Sabemos como regular novos medicamentos e dispositivos médicos, mas estamos prestes a permitir que a inteligência artificial na área da saúde saia do controle.

Estamos prestes a perder o controle da inteligência artificial na área da saúde.

Junto com esse potencial emocionante, há uma verdade inconveniente: os dados usados para treinar modelos de IA médica refletem vieses e desigualdades embutidas que têm assolado o sistema de saúde dos EUA há muito tempo e muitas vezes carece de informações críticas das comunidades sub-representadas.

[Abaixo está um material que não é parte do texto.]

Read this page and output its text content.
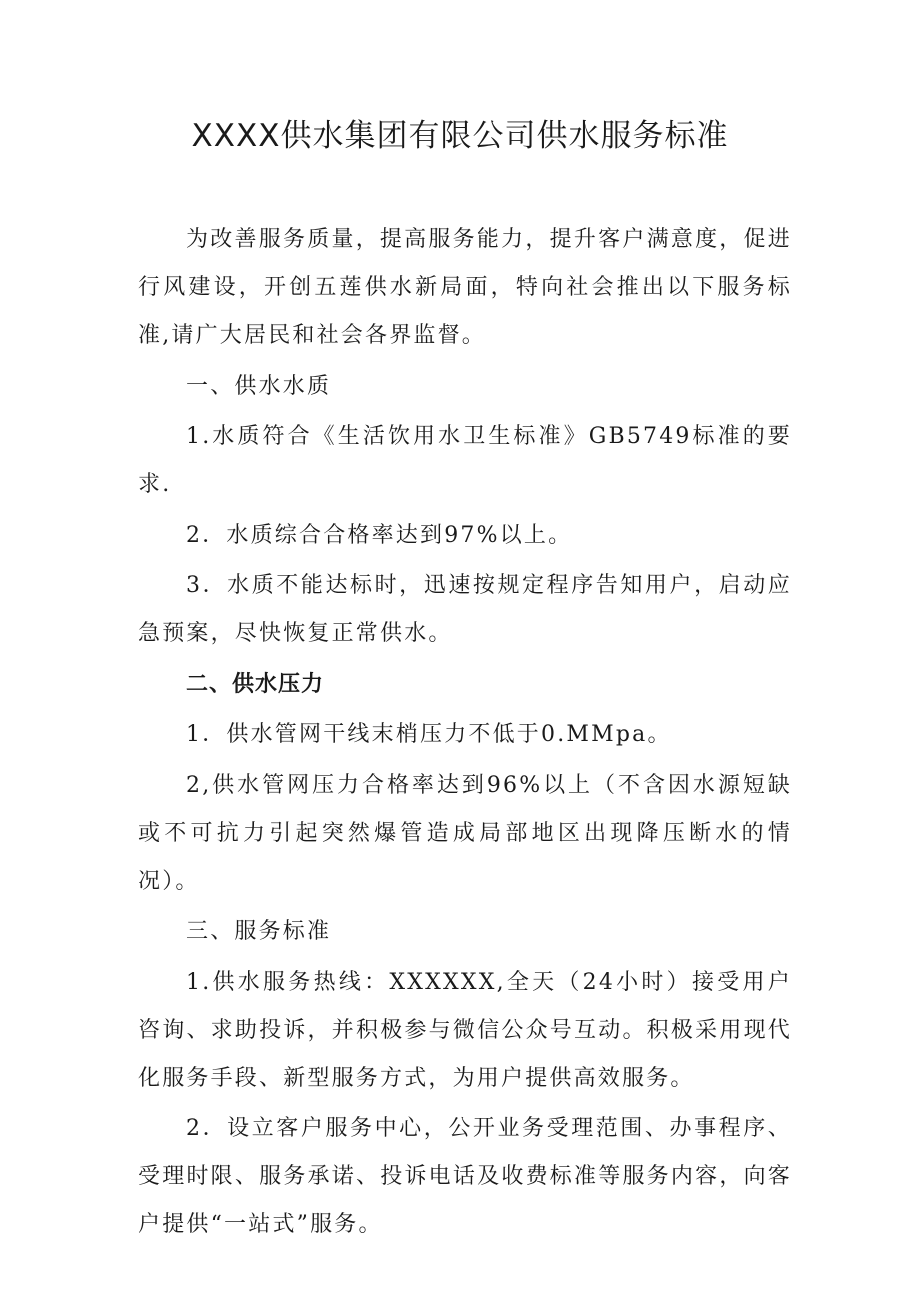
XXXX供水集团有限公司供水服务标准

为改善服务质量，提高服务能力，提升客户满意度，促进行风建设，开创五莲供水新局面，特向社会推出以下服务标准,请广大居民和社会各界监督。

一、供水水质

1.水质符合《生活饮用水卫生标准》GB5749标准的要求.

2．水质综合合格率达到97%以上。

3．水质不能达标时，迅速按规定程序告知用户，启动应急预案，尽快恢复正常供水。

二、供水压力

1．供水管网干线末梢压力不低于0.MMpa。

2,供水管网压力合格率达到96%以上（不含因水源短缺或不可抗力引起突然爆管造成局部地区出现降压断水的情况）。

三、服务标准

1.供水服务热线：XXXXXX,全天（24小时）接受用户咨询、求助投诉，并积极参与微信公众号互动。积极采用现代化服务手段、新型服务方式，为用户提供高效服务。

2．设立客户服务中心，公开业务受理范围、办事程序、受理时限、服务承诺、投诉电话及收费标准等服务内容，向客户提供“一站式”服务。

Se não forem controlados, esses vieses ampliarão as desigualdades e levarão à perda de vidas devido ao status socioeconômico, raça, etnia, religião, gênero, deficiência ou orientação sexual.

Haverá mortes

Para produzir modelos de IA, os cientistas de dados usam algoritmos que descobrem ou aprendem associações de poder preditivo a partir de grandes conjuntos de dados. Em modelos de linguagem grande (LLM) ou IA geradora, técnicas de aprendizado profundo são implantadas para analisar e aprender padrões dos dados de texto de entrada, independentemente de essas informações serem verdadeiras, falsas ou simplesmente imprecisas. Essa massa de dados, no entanto imperfeita, é o que permite ao modelo formar respostas coerentes e relevantes para uma ampla variedade de consultas.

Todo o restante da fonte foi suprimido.